I was open on the table and they kept assuring me that all was well but I was terrified. Scott stayed with me through the operation—they had to repair my ruptured uterus, close the incision they had made, and drain a very large cyst on my ovary. It felt like forever, but as soon as they were done I sent Scott to be with Myrah and my wonderful birth doula stayed with me. I went from recovery to my room where I was stuck in bed for the next day because of the amount of blood I lost. Thankfully I was agreeable and continued to rest so I did NOT end up having a transfusion…apparently I came close to the point of needing blood, though. It was so very hard…while Isaiah did go to NICU after he was born also, I at least got to see him and touch him and meet him first. With Myrah none of that happened. I remember them quickly showing her to me and then taking her to work on her.
This little baby girl…I am in tears as I write this because God is just so good. Satan worked against us through my whole pregnancy but God was simply not having it. I remember once my BBCI instructor (and also a sweet friend) looked at Myrah (she was about 8 months old at the time, I believe) and said “that girl just looks like she is supposed to be here; God has big plans for her”. I’ll never forget those words because I feel them as well. It was a fight to get her here and God will not be shaken.
SO, that is the crazy and miraculous story of our little girl, and now I want to tell you about the toddler I have! I often call her a hot mess because she is all of that and so much more. Both boys were speech delayed so the fact that she says SO MANY words astounds me! She has a huge vocabulary and a huge personality. She loves accessories (bracelets, necklaces, bows, purses, shoes…seriously) and she LOVES getting dressed, particularly in dresses! She is my prissy little girl for sure! She also loves dirt and pizza and FRUIT!
She loves to fist bump and play shoot and pretend like she has a sword or light saber (I mean, with two big brothers, what do you expect, right). She has this lip she pouts out which really gets her out of too many things. And her babies; she has at LEAST 15 babies that wear diapers and get baths and have quilts and blankets…and she takes very good care of them and it is precious to watch.
So that is the outline of how our daughter came to be. Myrah isn’t perfect, she is stubborn and has a strong will and even at her young age has a natural inclination to reject authority and do her own thing. But, she is a miracle; a blessing from God as all children are. She loves to sing and dance and put on a show, but she is also shy and attached very much to me, her daddy, and brothers. She has a heart full of love already, though, as well as a passion to care for others and an empathetic nature I’ve never before seen in a toddler.

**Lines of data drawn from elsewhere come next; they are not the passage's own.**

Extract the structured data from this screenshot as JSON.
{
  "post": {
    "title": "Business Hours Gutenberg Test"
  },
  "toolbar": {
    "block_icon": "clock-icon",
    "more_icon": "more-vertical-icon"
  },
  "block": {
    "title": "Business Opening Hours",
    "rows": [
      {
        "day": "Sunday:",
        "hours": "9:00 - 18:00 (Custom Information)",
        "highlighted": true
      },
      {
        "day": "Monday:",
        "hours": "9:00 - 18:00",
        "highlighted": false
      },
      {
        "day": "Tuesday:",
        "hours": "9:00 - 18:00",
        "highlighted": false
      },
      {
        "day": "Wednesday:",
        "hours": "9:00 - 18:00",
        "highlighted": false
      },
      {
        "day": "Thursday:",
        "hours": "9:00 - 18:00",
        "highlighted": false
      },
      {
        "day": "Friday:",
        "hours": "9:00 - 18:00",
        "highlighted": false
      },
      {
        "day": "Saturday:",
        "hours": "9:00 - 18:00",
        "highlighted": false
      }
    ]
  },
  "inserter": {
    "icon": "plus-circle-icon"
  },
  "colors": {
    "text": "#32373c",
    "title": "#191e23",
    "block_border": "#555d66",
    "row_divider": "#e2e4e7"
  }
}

My point of this is not to build up the perfect image of Myrah, but to share that miracles are real. We weren’t focused on having another child when Myrah came along; we were focused on Scott’s healing. God gives us hope, though, even in the times when things may seem hopeless. He does not always give us what we want because what we want is not always in His plan or for His glory, but he is our hope. He is our Refuge, our Right Hand, our Fortress, our Salvation. When we were at a dark hour in our lives fighting to keep Satan behind us, God shone his light and as always, it was good.
And, it still is.
Myrah is pretty amazing, and so very special. God is even more so. He made her, after all.
“I praise You because I am fearfully and wonderfully made; Your works are wonderful, I know that full well” (Psalm 139:14 NIV).